Unfortunately, why is a question that, if you're not careful, can go down the rabbit hole of why, explanation, so why explanation, deeper explanation, and so on. Ultimately, all explanations that don't ground in your intuition are what, not why. For instance, why don't we fall through the floor? If your intuition is that atoms are hard billiard balls that stick together, then why is that stuff is made of atoms. If your intuition is that atoms are 99.999% empty space, then there's more explaining to do. Unfortunately, it's a bit tricky to intuit quantum mechanics, so if you're persistent, all why's are going to end up as 'well QM says what', and why QM?

It may be thought this answer doesn't address 'why?'. It does, because the answer is 'it does'. When we do the experiment, that's what happens. Then we construct theories to understand what the experiment is telling us about nature. If we model the device as having bandgaps, then we gain some predictive power, and say that model is useful, or even (extrapolating wildly) right or true.


I guess your real question is why resistor current is proportional to voltage while the diode current is exponential in nature, i.e. a small change in voltage causes a large change in current. In a resistor there is nothing stopping the electrons moving in either direction. However in a diode you have a different situation.

PN junction

source

Here the P-type is on the left side and the N-type is on the right side. For an electron to move from the conduction band \$E_c\$ in the N-type to the valence band \$E_{F,p}\$ in the P-type it needs to have enough energy to jump the gap caused by the the built in field of the PN junction. Keep in mind that even though \$E_c > E_{F,p}\$ when the diode is forward biased, there are some electrons with \$E < E_{F,p}\$. It’s all about what proportion of electrons have \$E \geq E_{F,p}\$.

Electrons are fermions and follow the Fermi-Dirac distribution. It is common to think of them as an electron gas, although a traditional gas follows a different distribution (Boltzmann-Maxwell). Each electron has some random probability to have a certain energy. As it happens the energy distribution of electrons is exponential in nature, i.e. the probability of finding an electron in a specific energy state decreases exponentially as the energy increases. In particular

$$\bar{n}_i = \frac{1}{e^{(\varepsilon_i - E_c) / (kT)} - 1},$$

where \$\bar{n}_i\$ is the expected number of particles having energy \$\varepsilon_i\$, \$E_c\$ is the total chemical potential, \$k\$ is Boltzmann’s constant, and \$T\$ is the absolute temperature.

Fermi-Dirac

source

You get some electrons above \$E_c\$ and very many electrons below \$E_c\$. The distribution is very temperature dependent.

What happens as you increase the voltage across the diode is that the energy gap between the N-type and the P-type decreases, as can be seen in the figure above. So you get exponentially more electrons having the required energy to jump said energy gap, due to the Fermi-Dirac distribution. Hence you get your exponential dependence between the voltage and the current.
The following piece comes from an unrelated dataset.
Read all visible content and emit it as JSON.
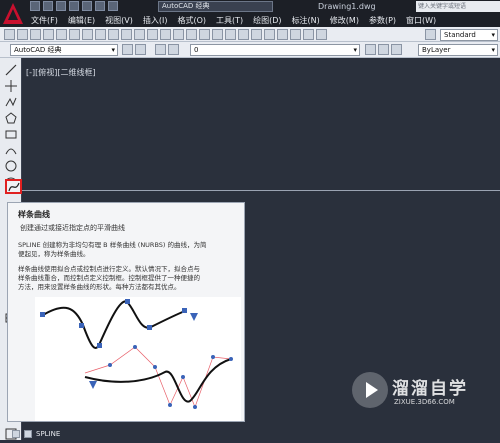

Perhaps the real question should be, how do I design a circuit with a diode rather that getting into what @Neil_UK calls the "Rabbit Hole". You should fully understand the notion of "Operating Point" of a non-linear device such as a diode. Then you should design your circuit so the diode will be well inside this point under normal conditions.

schematic

simulate this circuit – Schematic created using CircuitLab

Above you see the most basic circuit with a standard diode 1N4148. Its typical forward V/A characteristics are described here:

enter image description here

I will not get into the details of the design (you will find many sources on the web. Basically, your job is to find the right resistor so that the diode will operate at a point of your choice. You will probably decide upon a certain current (say 1A). For this you will need to select a resistor that when passes 1A will drop all the V1 voltage minus the diode voltage at 1A (circa 0.68V).